Klinik MSF di Kota Gaza rata-rata menangani lebih dari 100 pasien luka bakar dan cedera lainnya setiap hari di bulan ini.
“Sejak Mei 2024, tim MSF yang bekerja di rumah sakit Nasser telah melakukan lebih dari 1.000 operasi bedah untuk pasien luka bakar, 70 persen di antaranya adalah anak-anak, sebagian besar berusia di bawah lima tahun,” ungkap MSF, seraya menambahkan penyebab luka bakar tersebut berkisar dari ledakan bom hingga air mendidih atau bahan bakar yang digunakan untuk memasak atau memanaskan ruangan di tempat penampungan sementara.
Ledakan Bom
Luka bakar yang diderita para korban, terutama anak-anak, disebabkan oleh berbagai faktor yang terkait dengan konflik dan kondisi darurat yang terjadi di Gaza. Ledakan bom merupakan penyebab utama, meninggalkan luka bakar yang parah dan membutuhkan perawatan medis khusus. Selain itu, metode memasak improvisasi yang dilakukan warga di tengah keterbatasan akses bahan bakar dan peralatan dapur juga berkontribusi pada peningkatan kasus luka bakar.
Minimnya akses terhadap sumber daya dan fasilitas medis yang memadai semakin memperburuk situasi. Banyak korban luka bakar terpaksa berjuang melawan rasa sakit dan infeksi tanpa perawatan yang tepat. Kondisi ini meningkatkan risiko komplikasi serius, bahkan kematian, terutama bagi anak-anak yang sistem kekebalan tubuhnya masih rentan.
MSF telah berupaya memberikan bantuan medis sebaik mungkin, namun keterbatasan sumber daya dan akses yang sulit tetap menjadi tantangan besar. Organisasi ini menyerukan kepada komunitas internasional untuk meningkatkan bantuan kemanusiaan dan memastikan akses yang aman dan tanpa hambatan bagi tenaga medis untuk memberikan perawatan yang dibutuhkan bagi para korban luka bakar di Gaza.

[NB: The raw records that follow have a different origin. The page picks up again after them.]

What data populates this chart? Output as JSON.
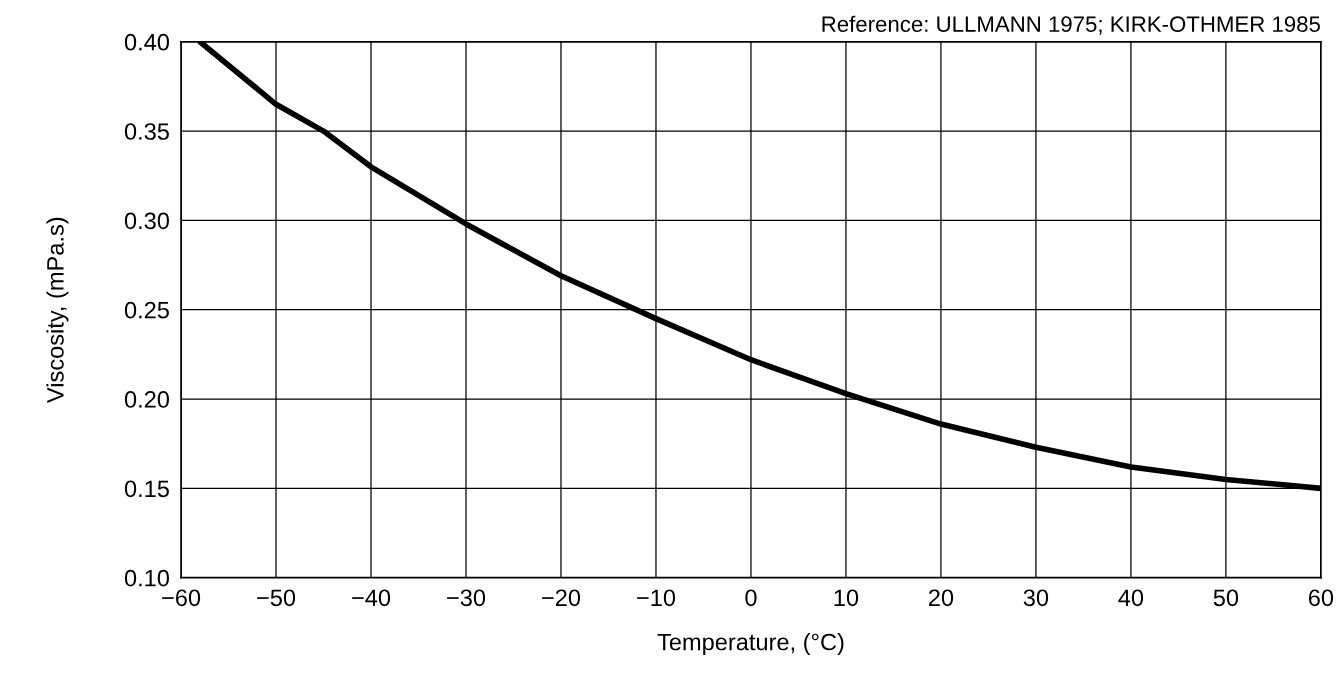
{
  "chart_data": {
    "type": "line",
    "xlabel": "Temperature, (°C)",
    "ylabel": "Viscosity, (mPa.s)",
    "annotations": [
      "Reference: ULLMANN 1975; KIRK-OTHMER 1985"
    ],
    "series": [
      {
        "color": "#000000",
        "x": [
          -58,
          -50,
          -45,
          -40,
          -30,
          -20,
          -10,
          0,
          10,
          20,
          30,
          40,
          50,
          60
        ],
        "values": [
          0.4,
          0.365,
          0.35,
          0.33,
          0.298,
          0.269,
          0.245,
          0.222,
          0.203,
          0.186,
          0.173,
          0.162,
          0.155,
          0.15
        ]
      }
    ],
    "xlim": [
      -60,
      60
    ],
    "xticks": [
      {
        "value": -60,
        "label": "−60"
      },
      {
        "value": -50,
        "label": "−50"
      },
      {
        "value": -40,
        "label": "−40"
      },
      {
        "value": -30,
        "label": "−30"
      },
      {
        "value": -20,
        "label": "−20"
      },
      {
        "value": -10,
        "label": "−10"
      },
      0,
      10,
      20,
      30,
      40,
      50,
      60
    ],
    "ylim": [
      0.1,
      0.4
    ],
    "yticks": [
      {
        "value": 0.1,
        "label": "0.10"
      },
      {
        "value": 0.15,
        "label": "0.15"
      },
      {
        "value": 0.2,
        "label": "0.20"
      },
      {
        "value": 0.25,
        "label": "0.25"
      },
      {
        "value": 0.3,
        "label": "0.30"
      },
      {
        "value": 0.35,
        "label": "0.35"
      },
      {
        "value": 0.4,
        "label": "0.40"
      }
    ],
    "grid": true,
    "marker": "none",
    "line_style": "solid",
    "legend": false
  }
}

"Luka bakar parah memerlukan perawatan yang kompleks dan jangka panjang, termasuk beberapa kali operasi, penggantian balutan luka setiap hari, fisioterapi, penanganan nyeri, dukungan psikologis, dan lingkungan yang steril untuk mencegah infeksi. Namun, setelah 50 hari tidak ada pasokan yang masuk ke Gaza karena blokade, tim MSF kehabisan obat penghilang rasa sakit, bahkan yang paling dasar, sehingga pasien tidak mendapatkan pereda nyeri yang memadai. Pada saat yang sama, sejak awal perang, hanya sedikit dokter bedah di Gaza yang memiliki kemampuan untuk menangani operasi plastik perawatan luka bakar yang kompleks," jelas MSF.
Sejak Desember 2024, tim MSF yang bekerja di klinik Kota Gaza dan rumah sakit lapangan di Deir al-Balah, serta rumah sakit Nasser, telah menyediakan lebih dari 6.518 pembalut luka bakar, tetapi hampir setengah dari pasien belum kembali untuk perawatan lanjutan karena layanan terhenti dan hampir tidak mungkin untuk mencapai pusat kesehatan.
MSF menyatakan bahwa, menurut Kantor Koordinasi Urusan Kemanusiaan (OCHA), “lebih dari setengah fasilitas kesehatan yang berfungsi di Gaza terletak di daerah yang berada di bawah perintah evakuasi, menurut OCHA, sehingga layanan kesehatan hampir tidak dapat diakses.”